The Faith Once Delivered: Nanlais Williams. Three. Hold a goodly Confession

As we saw in our series on Tom Nefyn, the theology of the Calvinistic Methodist Church had slid from the orthodoxy of the 1823 Aberystwyth Confession of Faith. While men like Nefyn had gone far beyond the Confession, by the 1920s, most ministers in the Calvinistic Methodist Church were frankly embarrassed by their Confession. In 1870, Thomas Charles Edwards announced that 'High Calvinism' was dead in Wales, while we have already seen that the Calvinistic Methodist leaders, interrogated before the Disestablishment Commission, were unable to give full assent to the teachings of Calvinism. In 1914, one reviewer had observed that 'Calvin and Calvinism are familliar words in Wales.
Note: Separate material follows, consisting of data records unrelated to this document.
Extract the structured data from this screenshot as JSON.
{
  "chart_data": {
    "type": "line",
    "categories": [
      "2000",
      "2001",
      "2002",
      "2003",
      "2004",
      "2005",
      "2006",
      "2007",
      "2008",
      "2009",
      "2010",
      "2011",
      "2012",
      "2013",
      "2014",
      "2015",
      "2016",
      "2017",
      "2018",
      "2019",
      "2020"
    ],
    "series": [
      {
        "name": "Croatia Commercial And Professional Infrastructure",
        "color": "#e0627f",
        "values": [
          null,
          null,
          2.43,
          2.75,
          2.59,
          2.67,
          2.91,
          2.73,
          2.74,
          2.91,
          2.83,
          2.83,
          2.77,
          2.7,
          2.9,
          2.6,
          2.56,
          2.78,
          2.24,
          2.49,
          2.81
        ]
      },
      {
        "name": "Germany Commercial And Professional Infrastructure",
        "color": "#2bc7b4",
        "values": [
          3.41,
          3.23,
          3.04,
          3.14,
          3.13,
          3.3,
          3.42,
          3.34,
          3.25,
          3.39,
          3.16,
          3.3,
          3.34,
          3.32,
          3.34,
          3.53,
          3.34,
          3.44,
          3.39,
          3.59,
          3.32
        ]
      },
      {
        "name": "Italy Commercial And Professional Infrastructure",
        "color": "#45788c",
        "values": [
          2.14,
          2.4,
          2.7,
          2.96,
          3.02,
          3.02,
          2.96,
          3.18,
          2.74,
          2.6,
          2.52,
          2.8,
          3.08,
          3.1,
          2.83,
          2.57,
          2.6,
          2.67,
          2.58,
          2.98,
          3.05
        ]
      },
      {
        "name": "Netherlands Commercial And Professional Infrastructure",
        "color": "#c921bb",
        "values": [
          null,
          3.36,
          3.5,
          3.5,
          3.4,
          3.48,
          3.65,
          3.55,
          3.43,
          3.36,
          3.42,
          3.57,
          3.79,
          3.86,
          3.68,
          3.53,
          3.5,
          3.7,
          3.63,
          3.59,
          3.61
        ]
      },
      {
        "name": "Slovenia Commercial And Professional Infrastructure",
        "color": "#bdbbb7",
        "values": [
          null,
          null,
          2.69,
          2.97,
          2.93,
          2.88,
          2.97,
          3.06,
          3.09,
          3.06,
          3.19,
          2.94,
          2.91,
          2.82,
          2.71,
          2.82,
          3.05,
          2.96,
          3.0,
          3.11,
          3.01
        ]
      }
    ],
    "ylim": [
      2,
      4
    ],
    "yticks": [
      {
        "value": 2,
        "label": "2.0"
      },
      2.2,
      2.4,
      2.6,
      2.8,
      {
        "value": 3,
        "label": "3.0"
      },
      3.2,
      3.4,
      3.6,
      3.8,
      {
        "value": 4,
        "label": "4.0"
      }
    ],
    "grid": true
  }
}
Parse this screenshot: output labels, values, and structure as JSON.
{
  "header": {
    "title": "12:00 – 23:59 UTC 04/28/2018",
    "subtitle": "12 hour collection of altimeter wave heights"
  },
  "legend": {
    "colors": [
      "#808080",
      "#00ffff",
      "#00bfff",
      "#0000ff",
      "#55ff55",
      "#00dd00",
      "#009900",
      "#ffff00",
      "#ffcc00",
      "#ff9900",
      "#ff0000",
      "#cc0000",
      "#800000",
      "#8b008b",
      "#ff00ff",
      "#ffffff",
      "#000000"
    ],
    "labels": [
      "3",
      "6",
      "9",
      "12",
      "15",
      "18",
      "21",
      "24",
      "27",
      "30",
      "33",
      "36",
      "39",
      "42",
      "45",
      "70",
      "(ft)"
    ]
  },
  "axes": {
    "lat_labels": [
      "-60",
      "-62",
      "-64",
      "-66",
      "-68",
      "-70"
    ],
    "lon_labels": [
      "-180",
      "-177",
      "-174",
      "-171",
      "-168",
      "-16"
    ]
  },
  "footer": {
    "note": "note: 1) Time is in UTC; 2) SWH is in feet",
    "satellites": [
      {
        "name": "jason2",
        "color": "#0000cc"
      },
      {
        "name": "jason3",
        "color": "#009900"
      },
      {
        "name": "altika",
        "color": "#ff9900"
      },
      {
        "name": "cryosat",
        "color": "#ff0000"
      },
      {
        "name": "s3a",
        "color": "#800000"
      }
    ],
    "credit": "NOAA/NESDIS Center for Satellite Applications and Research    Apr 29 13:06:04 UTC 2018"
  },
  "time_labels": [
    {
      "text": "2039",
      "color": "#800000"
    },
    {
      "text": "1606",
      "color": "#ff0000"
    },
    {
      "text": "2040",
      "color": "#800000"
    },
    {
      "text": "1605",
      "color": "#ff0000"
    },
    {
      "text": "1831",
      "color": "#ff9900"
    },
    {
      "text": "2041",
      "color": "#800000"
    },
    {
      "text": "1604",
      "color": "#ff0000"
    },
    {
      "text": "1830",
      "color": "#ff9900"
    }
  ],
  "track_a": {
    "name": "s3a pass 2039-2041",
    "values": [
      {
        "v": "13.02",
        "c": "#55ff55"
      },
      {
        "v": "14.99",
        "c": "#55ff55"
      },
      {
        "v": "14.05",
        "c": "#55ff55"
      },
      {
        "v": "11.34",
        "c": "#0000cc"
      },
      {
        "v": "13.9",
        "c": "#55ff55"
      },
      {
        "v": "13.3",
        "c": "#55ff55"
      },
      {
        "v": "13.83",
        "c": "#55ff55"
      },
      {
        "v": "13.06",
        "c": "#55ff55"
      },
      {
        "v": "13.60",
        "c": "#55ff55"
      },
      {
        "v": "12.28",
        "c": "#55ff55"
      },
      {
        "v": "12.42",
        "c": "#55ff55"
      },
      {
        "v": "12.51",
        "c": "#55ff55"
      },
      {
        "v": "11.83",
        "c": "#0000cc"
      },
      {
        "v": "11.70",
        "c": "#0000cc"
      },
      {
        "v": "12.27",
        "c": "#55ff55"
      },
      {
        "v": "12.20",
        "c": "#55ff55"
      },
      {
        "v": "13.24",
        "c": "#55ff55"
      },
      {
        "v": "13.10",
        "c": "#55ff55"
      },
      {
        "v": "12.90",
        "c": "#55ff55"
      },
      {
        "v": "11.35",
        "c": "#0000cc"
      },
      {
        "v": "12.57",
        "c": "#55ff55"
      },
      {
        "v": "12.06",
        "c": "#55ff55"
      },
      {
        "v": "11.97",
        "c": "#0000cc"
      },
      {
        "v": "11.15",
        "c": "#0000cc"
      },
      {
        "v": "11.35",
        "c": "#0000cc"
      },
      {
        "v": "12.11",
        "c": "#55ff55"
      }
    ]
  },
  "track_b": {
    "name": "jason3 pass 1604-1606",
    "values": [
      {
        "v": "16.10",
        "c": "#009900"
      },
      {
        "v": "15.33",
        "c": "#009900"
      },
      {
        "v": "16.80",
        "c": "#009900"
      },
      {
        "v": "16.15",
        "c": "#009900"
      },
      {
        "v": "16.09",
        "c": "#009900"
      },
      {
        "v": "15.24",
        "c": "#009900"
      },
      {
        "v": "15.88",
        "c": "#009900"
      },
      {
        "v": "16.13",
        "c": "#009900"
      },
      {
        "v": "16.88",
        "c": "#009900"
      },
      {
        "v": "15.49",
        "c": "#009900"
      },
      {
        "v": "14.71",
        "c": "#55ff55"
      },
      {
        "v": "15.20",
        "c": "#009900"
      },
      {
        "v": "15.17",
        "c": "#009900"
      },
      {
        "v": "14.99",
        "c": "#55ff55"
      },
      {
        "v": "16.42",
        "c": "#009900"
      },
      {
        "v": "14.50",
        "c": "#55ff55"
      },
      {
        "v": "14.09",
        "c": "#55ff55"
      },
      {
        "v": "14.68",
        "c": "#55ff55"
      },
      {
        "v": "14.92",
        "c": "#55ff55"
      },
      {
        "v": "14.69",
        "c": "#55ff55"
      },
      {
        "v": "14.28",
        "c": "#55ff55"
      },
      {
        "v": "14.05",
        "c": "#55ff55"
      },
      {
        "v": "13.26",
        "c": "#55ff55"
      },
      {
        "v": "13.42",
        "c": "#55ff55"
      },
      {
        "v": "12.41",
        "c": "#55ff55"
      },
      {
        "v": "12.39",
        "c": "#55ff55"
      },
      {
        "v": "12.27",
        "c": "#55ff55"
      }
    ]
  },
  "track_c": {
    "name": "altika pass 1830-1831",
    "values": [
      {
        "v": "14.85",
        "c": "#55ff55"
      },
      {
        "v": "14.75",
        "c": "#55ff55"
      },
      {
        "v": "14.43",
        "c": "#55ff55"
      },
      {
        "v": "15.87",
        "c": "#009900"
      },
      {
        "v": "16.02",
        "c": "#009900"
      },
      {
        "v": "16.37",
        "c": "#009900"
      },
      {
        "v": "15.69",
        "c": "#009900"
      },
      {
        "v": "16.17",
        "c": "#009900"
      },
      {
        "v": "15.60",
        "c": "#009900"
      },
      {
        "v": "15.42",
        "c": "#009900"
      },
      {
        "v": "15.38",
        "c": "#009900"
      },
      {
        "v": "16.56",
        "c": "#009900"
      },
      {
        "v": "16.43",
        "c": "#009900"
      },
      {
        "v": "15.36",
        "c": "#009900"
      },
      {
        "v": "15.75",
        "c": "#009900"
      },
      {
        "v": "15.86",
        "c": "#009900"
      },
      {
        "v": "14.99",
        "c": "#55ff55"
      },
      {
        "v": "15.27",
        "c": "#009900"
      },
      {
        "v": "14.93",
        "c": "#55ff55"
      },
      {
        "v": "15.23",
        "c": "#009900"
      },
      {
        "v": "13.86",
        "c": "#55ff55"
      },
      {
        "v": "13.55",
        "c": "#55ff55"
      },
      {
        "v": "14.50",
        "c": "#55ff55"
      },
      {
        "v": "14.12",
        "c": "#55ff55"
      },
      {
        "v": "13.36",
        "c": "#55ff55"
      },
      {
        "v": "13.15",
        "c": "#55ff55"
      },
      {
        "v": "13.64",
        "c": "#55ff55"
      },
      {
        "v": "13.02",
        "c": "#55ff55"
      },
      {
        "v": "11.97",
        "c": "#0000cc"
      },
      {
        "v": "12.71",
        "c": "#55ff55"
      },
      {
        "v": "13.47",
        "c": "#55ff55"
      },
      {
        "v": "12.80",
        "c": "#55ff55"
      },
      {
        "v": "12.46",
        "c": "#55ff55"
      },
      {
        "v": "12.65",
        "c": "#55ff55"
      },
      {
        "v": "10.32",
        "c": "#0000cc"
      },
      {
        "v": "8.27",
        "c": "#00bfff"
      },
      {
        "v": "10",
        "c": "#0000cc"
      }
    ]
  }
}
But the man himself is a stranger and his doctrine is almost unknown.'

In the latter part of 1923 and 1924, the North and South Wales Associations of the Calvinistic Methodist Church (which will from now on be referred to as the Presbyterian Church of Wales) saw calls for a new doctrinal standard. A 'Reconstruction Committee' was set up, its principal secretary being E. O. Davies, minister of Shilo Church, Llandudno, former Professor of Christian Doctrine at Bala College. Davies was a mild liberal. The question before the Committee was whether the Confession should be changed, but it was generally assumed that they would recommend a new confession.

And many evangelicals felt that any revision of the Confession of Faith would have the effect of loosening the denomination's standards, allowing liberalism a free rein.